Les Bourses mondiales sur une pente glissante

Les Bourses mondiales se sont encore enfoncées la semaine dernière, après un début d’année déjà morose, les investisseurs s’inquiétant à la fois des premiers résultats des géants américains et d’une nouvelle salve d’indicateurs alarmants pour la première économie mondiale. «Le marché ne prend plus le temps de temporiser, de réfléchir ou d’hésiter et s’engage avec une énergie peu commune, plus loin, dans sa tendance baissière», constate dans une note Jean-Chistophe Dourret, responsable de l’analyse technique chez Oddo Securities.
Malmenés depuis le début de l’année, les indices des principales places boursières ont poursuivi leur descente cette semaine, enfonçant des "seuils de résistance", ces paliers calculés par les analystes au-delà desquels la baisse peut s’accélérer. Ce mois de janvier 2008 est marqué pour certaines place par un recul supérieur aux niveaux atteints au moment de l’éclatement de la crise à l’été dernier. Aux Etats-Unis, le Dow Jones a effacé cette semaine ses gains enregistrés en 2007. A Paris, le CAC 40 a reculé à son niveau de l’automne 2006, et à Tokyo le Nikkei a renoué avec celui d’octobre 2005. La Bourse de Londres a perdu plus de 8% depuis le début de l’année, Francfort et Hong Kong plus de 9%, tout comme l’indice australien S&P/ASX 200. Le MSCI World Index, un indice boursier qui mesure la performance de 23 marchés de pays développés, a reculé d’environ 9% depuis le début de l’année.
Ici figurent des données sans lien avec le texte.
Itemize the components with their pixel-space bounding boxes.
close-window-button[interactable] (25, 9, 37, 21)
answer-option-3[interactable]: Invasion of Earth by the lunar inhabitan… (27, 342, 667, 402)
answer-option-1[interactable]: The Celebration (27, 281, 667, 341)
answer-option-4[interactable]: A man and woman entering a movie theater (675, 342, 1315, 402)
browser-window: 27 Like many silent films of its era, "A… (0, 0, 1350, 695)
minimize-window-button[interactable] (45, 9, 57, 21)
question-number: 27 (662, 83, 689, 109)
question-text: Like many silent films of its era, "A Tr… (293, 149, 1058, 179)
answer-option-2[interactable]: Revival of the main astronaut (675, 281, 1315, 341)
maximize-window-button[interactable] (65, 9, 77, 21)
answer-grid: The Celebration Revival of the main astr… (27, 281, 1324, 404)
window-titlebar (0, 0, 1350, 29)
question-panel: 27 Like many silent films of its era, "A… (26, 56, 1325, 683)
A la différence de l’été 2007, où les marchés ont su se reprendre «car la majorité du marché n’était sans doute pas encore convaincue qu’un renversement de tendance se préparait», «tout le monde participe, cette fois, à l’alimentation de la tendance baissière», affirme M. Dourret. La banque Credit Suisse indique de son côté que son indice mondial d’appétit pour le risque a atteint pour la première fois depuis cinq ans la zone "panique". Les investisseurs d’Amérique, d’Asie ou d’Europe ont vivement réagi à une actualité américaine riche en déceptions, sur les résultats de sociétés comme sur les indicateurs économiques. D’une part, les pertes colossales annoncées par les banques Citigroup, JPMorgan et Merrill Lynch, liées à la crise du "subprime", mais aussi la déroute d’Ambac, l’un des principaux rehausseurs de crédit aux Etats-Unis, ont mis à mal les valeurs financières. D’autre part, les chiffres de la consommation et la poursuite de la déroute du marché immobilier américain ont ravivé les doutes: la première économie mondiale va-t-elle entrer en récession? Le ralentissement économique se propagera-t-il au reste de l’économie mondiale ?
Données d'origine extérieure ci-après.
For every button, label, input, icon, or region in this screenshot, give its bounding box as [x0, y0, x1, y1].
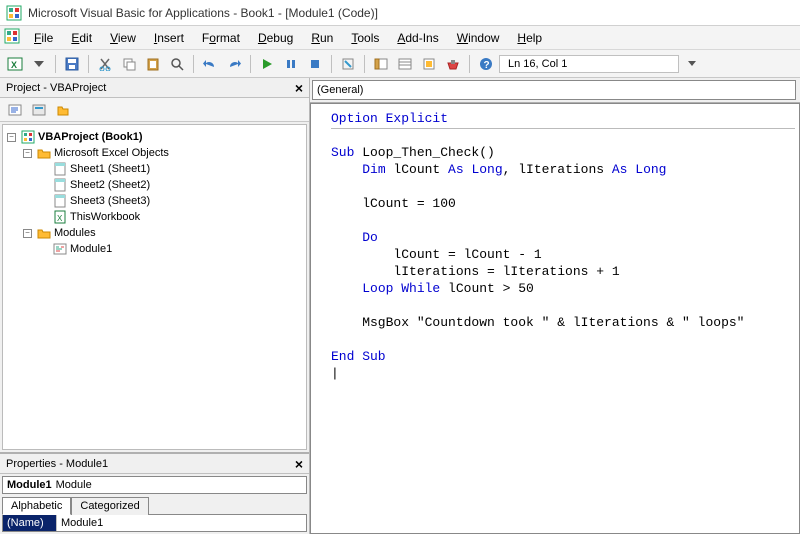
save-icon[interactable]	[61, 53, 83, 75]
procedure-divider	[331, 128, 795, 129]
view-object-icon[interactable]	[28, 99, 50, 121]
insert-dropdown-icon[interactable]	[28, 53, 50, 75]
toolbar-options-icon[interactable]	[681, 53, 703, 75]
tree-thisworkbook[interactable]: XThisWorkbook	[39, 209, 304, 225]
tree-module[interactable]: Module1	[39, 241, 304, 257]
menu-format[interactable]: Format	[194, 28, 248, 48]
view-code-icon[interactable]	[4, 99, 26, 121]
paste-icon[interactable]	[142, 53, 164, 75]
redo-icon[interactable]	[223, 53, 245, 75]
menu-help[interactable]: Help	[509, 28, 550, 48]
titlebar: Microsoft Visual Basic for Applications …	[0, 0, 800, 26]
folder-icon	[37, 226, 51, 240]
menu-debug[interactable]: Debug	[250, 28, 301, 48]
toolbar-separator	[331, 55, 332, 73]
tree-sheet[interactable]: Sheet2 (Sheet2)	[39, 177, 304, 193]
menu-file[interactable]: File	[26, 28, 61, 48]
properties-pane-header: Properties - Module1 ×	[0, 454, 309, 474]
project-icon	[21, 130, 35, 144]
break-icon[interactable]	[280, 53, 302, 75]
folder-icon	[37, 146, 51, 160]
project-pane-close-icon[interactable]: ×	[291, 80, 307, 96]
cut-icon[interactable]	[94, 53, 116, 75]
object-combo[interactable]: (General)	[312, 80, 796, 100]
menubar: File Edit View Insert Format Debug Run T…	[0, 26, 800, 50]
properties-grid[interactable]: (Name) Module1	[2, 514, 307, 532]
tree-sheet[interactable]: Sheet1 (Sheet1)	[39, 161, 304, 177]
project-explorer-icon[interactable]	[370, 53, 392, 75]
tree-modules-folder[interactable]: − Modules	[23, 225, 304, 241]
module-icon	[53, 242, 67, 256]
project-pane-title: Project - VBAProject	[6, 82, 106, 94]
toolbar-separator	[193, 55, 194, 73]
menu-window[interactable]: Window	[449, 28, 508, 48]
tree-root[interactable]: − VBAProject (Book1)	[7, 129, 304, 145]
svg-text:X: X	[57, 214, 63, 223]
properties-pane-title: Properties - Module1	[6, 458, 108, 470]
vba-app-icon	[6, 5, 22, 21]
toolbar-separator	[88, 55, 89, 73]
properties-object-selector[interactable]: Module1 Module	[2, 476, 307, 494]
project-pane-toolbar	[0, 98, 309, 122]
properties-pane-close-icon[interactable]: ×	[291, 456, 307, 472]
toolbar-separator	[469, 55, 470, 73]
vba-app-icon[interactable]	[4, 28, 20, 47]
toolbar-separator	[364, 55, 365, 73]
svg-text:X: X	[11, 60, 17, 70]
toggle-folders-icon[interactable]	[52, 99, 74, 121]
svg-text:?: ?	[484, 60, 490, 71]
properties-icon[interactable]	[394, 53, 416, 75]
menu-edit[interactable]: Edit	[63, 28, 100, 48]
tab-alphabetic[interactable]: Alphabetic	[2, 497, 71, 515]
menu-tools[interactable]: Tools	[343, 28, 387, 48]
sheet-icon	[53, 194, 67, 208]
property-name-value[interactable]: Module1	[57, 515, 306, 531]
menu-insert[interactable]: Insert	[146, 28, 192, 48]
property-name-label: (Name)	[3, 515, 57, 531]
run-icon[interactable]	[256, 53, 278, 75]
reset-icon[interactable]	[304, 53, 326, 75]
menu-view[interactable]: View	[102, 28, 144, 48]
sheet-icon	[53, 178, 67, 192]
copy-icon[interactable]	[118, 53, 140, 75]
workbook-icon: X	[53, 210, 67, 224]
object-browser-icon[interactable]	[418, 53, 440, 75]
tree-sheet[interactable]: Sheet3 (Sheet3)	[39, 193, 304, 209]
sheet-icon	[53, 162, 67, 176]
tree-excel-objects[interactable]: − Microsoft Excel Objects	[23, 145, 304, 161]
project-pane-header: Project - VBAProject ×	[0, 78, 309, 98]
toolbox-icon[interactable]	[442, 53, 464, 75]
view-excel-icon[interactable]: X	[4, 53, 26, 75]
toolbar-separator	[250, 55, 251, 73]
undo-icon[interactable]	[199, 53, 221, 75]
code-editor[interactable]: Option Explicit Sub Loop_Then_Check() Di…	[310, 103, 800, 534]
menu-run[interactable]: Run	[303, 28, 341, 48]
window-title: Microsoft Visual Basic for Applications …	[28, 6, 378, 20]
menu-addins[interactable]: Add-Ins	[389, 28, 446, 48]
help-icon[interactable]: ?	[475, 53, 497, 75]
cursor-position: Ln 16, Col 1	[499, 55, 679, 73]
toolbar-separator	[55, 55, 56, 73]
tab-categorized[interactable]: Categorized	[71, 497, 148, 515]
design-mode-icon[interactable]	[337, 53, 359, 75]
find-icon[interactable]	[166, 53, 188, 75]
project-tree[interactable]: − VBAProject (Book1) − Microsoft Excel O…	[2, 124, 307, 450]
toolbar: X ? Ln 16, Col 1	[0, 50, 800, 78]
«Les mauvais chiffres d’activité du mois de décembre ont relancé les craintes de récession et induit des révisions drastiques à la baisse de la croissance américaine (-0,3 point en un mois pour le consensus du Wall Street Journal pour l’ensemble de 2008)», explique la maison de courtage française Aurel. Les experts de Credit Suisse remarquent par ailleurs que, si les ventes massives se concentrent toujours sur les valeurs financières, celles liées à la consommation et à l’immobilier, elles s’étendent désormais à d’autres secteurs, les marchés commençant à prendre en compte une moindre croissance des chiffres d’affaires.
Toutefois, quelques facteurs de soutien sont mis en avant: la croissance en Asie, l’économie européenne qui reste solide. Les marchés attendent également une forte baisse des taux de la part de la Réserve fédérale américaine, dont le comité de politique monétaire se réunit à la fin du mois. George Bush a annoncé vendredi un plan de relance économique, mais certains analystes restent sceptiques. Selon Tony Tong, responsable de China Everbright Securities, ces mesures «n’auront qu’un effet de court terme sur le marché et ne régleront pas réellement les problèmes».